Address
- 67-71 Ridgedale Avenue Florham Park, Morris County, New Jersey, 07932 United States
- Coordinates: 40°46′38″N 74°24′01″W﻿ / ﻿40.777286°N 74.400282°W

District information
- Grades: PreK-8
- Superintendent: Steven Caponegro
- Business administrator: John Csatlos
- Schools: 3

Students and staff
- Enrollment: 948 (as of 2023–24)
- Faculty: 97.1 FTEs
- Student–teacher ratio: 9.8:1

Other information
- District Factor Group: I
- Website: www.fpks.org
| Ind. | Per pupil | District spending | Rank (*) | K-8 average | %± vs. average |
| 1A | Total Spending | $18,462 | 59 | $18,891 | −2.3% |
| 1 | Budgetary Cost | 14,786 | 59 | 14,159 | 4.4% |
| 2 | Classroom Instruction | 8,393 | 37 | 8,659 | −3.1% |
| 6 | Support Services | 2,556 | 69 | 2,167 | 18.0% |
| 8 | Administrative Cost | 1,757 | 68 | 1,547 | 13.6% |
| 10 | Operations & Maintenance | 1,756 | 61 | 1,612 | 8.9% |
| 13 | Extracurricular Activities | 175 | 78 | 104 | 68.3% |
| 16 | Median Teacher Salary | 57,521 | 21 | 61,136 |
Data from NJDoE 2014 Taxpayers' Guide to Education Spending. *Of K-8 districts with more than 750 students. Lowest spending=1; Highest=84

= Florham Park School District =

School district in Morris County, New Jersey, US

The Florham Park School District is a comprehensive community public school district that serves students in kindergarten through eighth grade from Florham Park, in Morris County, in the U.S. state of New Jersey.

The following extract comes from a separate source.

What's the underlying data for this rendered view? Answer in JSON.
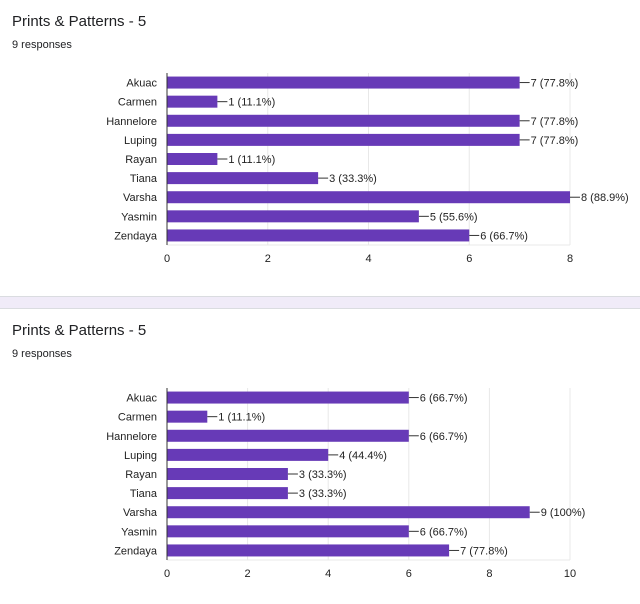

As of the 2023–24 school year, the district, consisting of three schools, had an enrollment of 948 students and 97.1 classroom teachers (on an FTE basis), for a student–teacher ratio of 9.8:1.

The district had been classified by the New Jersey Department of Education as being in District Factor Group "I", the second-highest of eight groupings. District Factor Groups organize districts statewide to allow comparison by common socioeconomic characteristics of the local districts. From lowest socioeconomic status to highest, the categories are A, B, CD, DE, FG, GH, I and J.

Students in public school for ninth through twelfth grades attend Hanover Park High School together with students from East Hanover Township, where the school is located, as part of the Hanover Park Regional High School District, which also serves students from the neighboring community of Hanover Township at Whippany Park High School in the Whippany section of Hanover Township. As of the 2023–24 school year, the high school had an enrollment of 713 students and 72.3 classroom teachers (on an FTE basis), for a student–teacher ratio of 9.9:1.

==Schools==
The schools in the district (with 2023–24 school enrollment data from the National Center for Education Statistics) are:
- Elementary schools
- Briarwood Elementary School with 332 students in grades PreK–2
  - Jeremy Serfozo, principal
- Brooklake Elementary School with 308 students in grades 3–5
  - Robert Foster, principal
- Middle school
- Ridgedale Middle School with 298 students in grades 6–8
  - Nicholas Steffner, principal

==Administration==
Core members of the district's administration are:
- Steven Caponegro, superintendent
- John Csatlos, business administrator and board secretary

==Board of education==
The district's board of education, composed of seven members, sets policy and oversees the fiscal and educational operation of the district through its administration. As a Type II school district, the board's trustees are elected directly by voters to serve three-year terms of office on a staggered basis, with either two or three seats up for election each year held (since 2012) as part of the November general election. The board appoints a superintendent to oversee the district's day-to-day operations and a business administrator to supervise the business functions of the district.